After graduating with a degree in zoology in 1980, Mark took off for Kenya, thus beginning a 30 year career in conservation. Mark has worked for NGOs, governments, universities and private companies to develop his interest in the connections between protected areas and the communities who effect or are effected by them. Picking up an MSc and a PhD along the way, he's worked to promote innovations in the way conservation managers interact with local communities. In 2002, following ten years as advisor to the Uganda Wildlife Authority, Mark joined FFI’s Asia-Pacific programme, returning to the UK in 2011 to design and develop the Cultural Values & Conservation Programme, a further extension of his ongoing commitment to improving conservation delivery through meaningful engagement with communities and their values.
Of all the places that Fauna & Flora International (FFI) work, Australia is perhaps the most exciting from a culture and conservation perspective. This is not just because of the powerful, abiding though badly damaged connections between indigenous Australians and the land, built up over a history of association spanning 50,000 years, but also because Australian conservation is developing ways to recognise these connections and make them part of the conservation vision.
So I was pleased to be invited to visit to the Burnett Mary Region for a second time.
The Burnett Mary Region of Queensland is an area of great diversity and beauty and, like much of Australia, has great cultural significance for its Aboriginal communities. FFI has been working with the Burnett Mary Regional Group for some years to help conserve these values.
I first visited the area two years ago. I was taken to see the Bunya Mountains National Park by John Locke, a native Australian employed by the Queensland Department of Environment and Resource Management (DERM) and learned a little about the cultural importance of the area as well as its ecological values.
The Bunya pine (Araucaria bidwillii), a large conifer, fruits once every three to four years. Fruiting of the massive, knobbly, seed-bearing cones (you certainly do not want to be standing under one when it falls) signalled Aboriginal groups from throughout Queensland and as far as the Northern Territory and New South Wales to gather in the Bunya Mountains. The Bunya nuts could support many people and allow them to remain for several days to perform rituals, exchange news and execute the business of the day.
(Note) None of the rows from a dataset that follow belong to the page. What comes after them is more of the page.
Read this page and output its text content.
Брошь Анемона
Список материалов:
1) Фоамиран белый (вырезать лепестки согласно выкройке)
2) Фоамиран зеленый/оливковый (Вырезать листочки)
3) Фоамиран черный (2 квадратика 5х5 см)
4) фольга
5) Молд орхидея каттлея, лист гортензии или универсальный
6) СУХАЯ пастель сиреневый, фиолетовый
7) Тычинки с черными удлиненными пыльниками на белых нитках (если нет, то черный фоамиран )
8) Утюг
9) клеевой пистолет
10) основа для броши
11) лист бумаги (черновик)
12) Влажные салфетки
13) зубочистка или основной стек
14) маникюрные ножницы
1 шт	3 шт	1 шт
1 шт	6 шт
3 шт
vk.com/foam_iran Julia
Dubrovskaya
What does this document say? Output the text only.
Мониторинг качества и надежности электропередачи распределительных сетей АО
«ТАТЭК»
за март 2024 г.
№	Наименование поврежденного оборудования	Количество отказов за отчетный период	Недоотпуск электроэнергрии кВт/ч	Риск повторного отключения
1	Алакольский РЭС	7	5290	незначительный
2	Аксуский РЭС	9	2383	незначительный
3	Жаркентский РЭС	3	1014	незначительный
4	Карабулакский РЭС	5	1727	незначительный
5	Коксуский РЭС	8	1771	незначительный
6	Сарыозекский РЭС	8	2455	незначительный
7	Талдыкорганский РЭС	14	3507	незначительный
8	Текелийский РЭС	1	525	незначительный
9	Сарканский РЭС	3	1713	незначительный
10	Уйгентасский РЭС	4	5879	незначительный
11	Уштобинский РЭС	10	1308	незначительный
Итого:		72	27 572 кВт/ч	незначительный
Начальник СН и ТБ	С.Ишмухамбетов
As people returned home from their gatherings, carrying nuts for the trip, seeds that dropped along the way grew, creating a spider web of Bunyas across the landscape, drawing together at the mountain meeting place. I find this image of a web of Bunyas covering the landscape a great analogy for the way histories of association and use create tangible as well as cultural connections between people and place.
Discussions are under way about organising a modern Bunya pine gathering. Park managers support the idea, recognising that these cultural connections help define the meaning of the landscape under their care. FFI is keen to help.
I was proudly shown photos of the first ‘cultural burn’ in the park, another way in which the park and the Aboriginal community is working to re-invest the area with cultural meaning. Aboriginal rangers used their cultural knowledge to burn the bush to maintain the distinctive open grasslands that exist within the park.
My second visit was to Fraser Island, a World Heritage Site, just off the Queensland coast. This extraordinary sandy island supports a magnificent forest, still dominated by regal Fraser Island Satinay trees in places despite the depredations on it to provide the timber lining of the Suez Canal.
Escorted by Peter Wright, the Acting Regional Manager for the Great Sandy Region I learned about the cultural significance of the island to the Butchulla people who inhabit the island and adjacent parts of the mainland.
Though most visitors to the island are there for the sun, sand and fishing, the conservation authorities are anxious to identify the particular values of the island for the Butchulla people and integrate them into the management of the island.
The authorities are recruiting rangers from the Butchulla community and giving them especial responsibilities for cultural values, whether these are relicts, sites of particular practices, or places with important historical or spiritual associations. With the help of the Butchulla rangers, programmes to recognise these values and conserve them as key components of the park are beginning to be developed.